The answer? A spirit of attribution.  

Both Oscars awards and scientific presentations (in theory at least) are a chance to relate, and hopefully celebrate, your work with an audience of your peers. A chance to stand in the limelight, publicise what you did, and get recognition for it.

And while it may seem mawkish, it’s also a chance to acknowledge the people that helped you get there. Granted, winning an Oscar is a bit more dramatic than giving a progress report at a group meeting, but the setup is basically the same – and our cousins in showbiz know all too well that an essential part of such an occasion is giving a shout-out to the people that helped them earn that spot at the podium. In Gwyneth Paltrow’s case, that means name-checking just about every single cast and crew member, as well as their spouses, extended family, assorted hangers-on, therapists, soft toys, and pets.

It’s the same with citations. Obviously the principal purpose of a citation is to buttress a statement with proof of experimental support, but there’s a reason why reference lists include authors as well as titles and journal details. A citation, like an Oscars shout-out, also acknowledges the specific people that did the work (which is why those same people are so twitchy sometimes, especially if two papers showed the same thing at about the same time). 

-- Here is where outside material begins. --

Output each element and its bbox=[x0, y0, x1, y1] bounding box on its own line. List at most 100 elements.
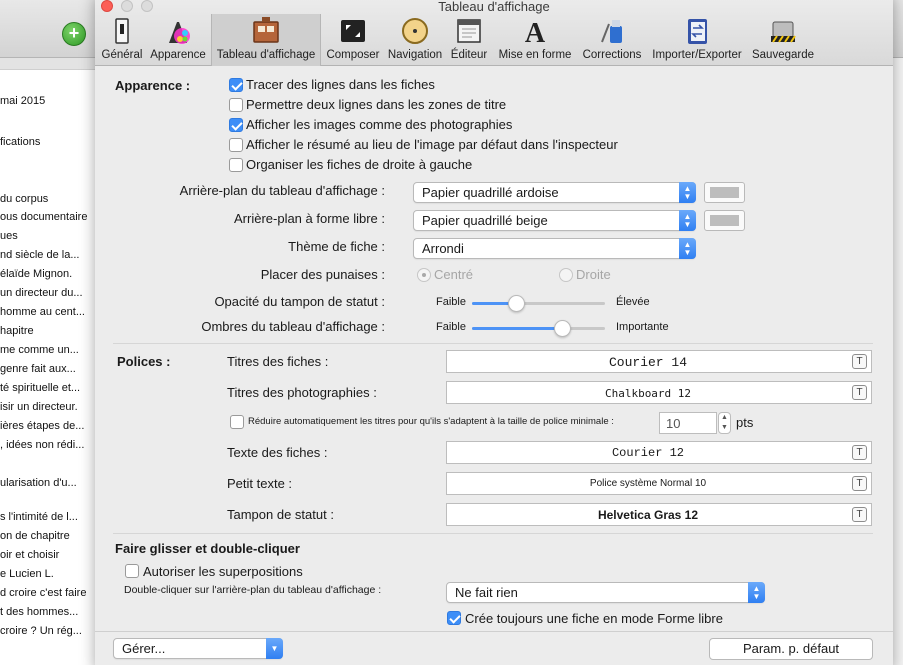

Just like one of those numbing Biblical begat begat begats, scientific knowledge is the work of people, and it’s those people – as well as the facts they generated – that deserve credit. After all, we may all be playing the posterity game but it’s only a vanishingly small number of us that will ever attain actual immortality alongside the Curies, Darwins, and Einsteins of this world – so let’s celebrate one another’s achievements while we’re still breathing and able to enjoy it.

This isn’t mawkishness, it’s courtesy. It’s polite to note the work of your predecessors that guided your own thought processes. It’s polite to note the contributions of your co-workers and everyone who’s chipped into the project (even if that amounts to no more than giving advice). It’s polite to note the many other people who have in any way facilitated or enabled the story that you’ve just presented. 

Why? Because a casual “thanks” can all too easily look offhand, or complacent. Because by not doing so, you run the risk of making your colleagues or collaborators look and feel insignificant. What was their contribution really worth to you, if you can’t expend a few words to express your gratitude? How much do they mean to you, if you apparently can’t be bothered to publicly recognise their input? It’s far better to be generous in acknowledgement than miserly. And doing so helps foster a group spirit and esprit de corps. If people know their contributions – no matter how minor – are valued, they’ll be more likely to do so again, or go further.

Obviously the time available for thanks will vary depending on the occasion, so sometimes – just as in the Oscars – your specific acknowledgements may have to be cut to a bare minimum. Conversely, that means that on the occasions when there basically isn’t a time limit to pay respect (PhD defences, internal seminars, and yes, group meetings), you should namecheck each and every person that deserves one iota of thanks. Sure, there’ll be some eye-rolling from the cynics in the crowd, but everyone’s who’s mentioned will appreciate it.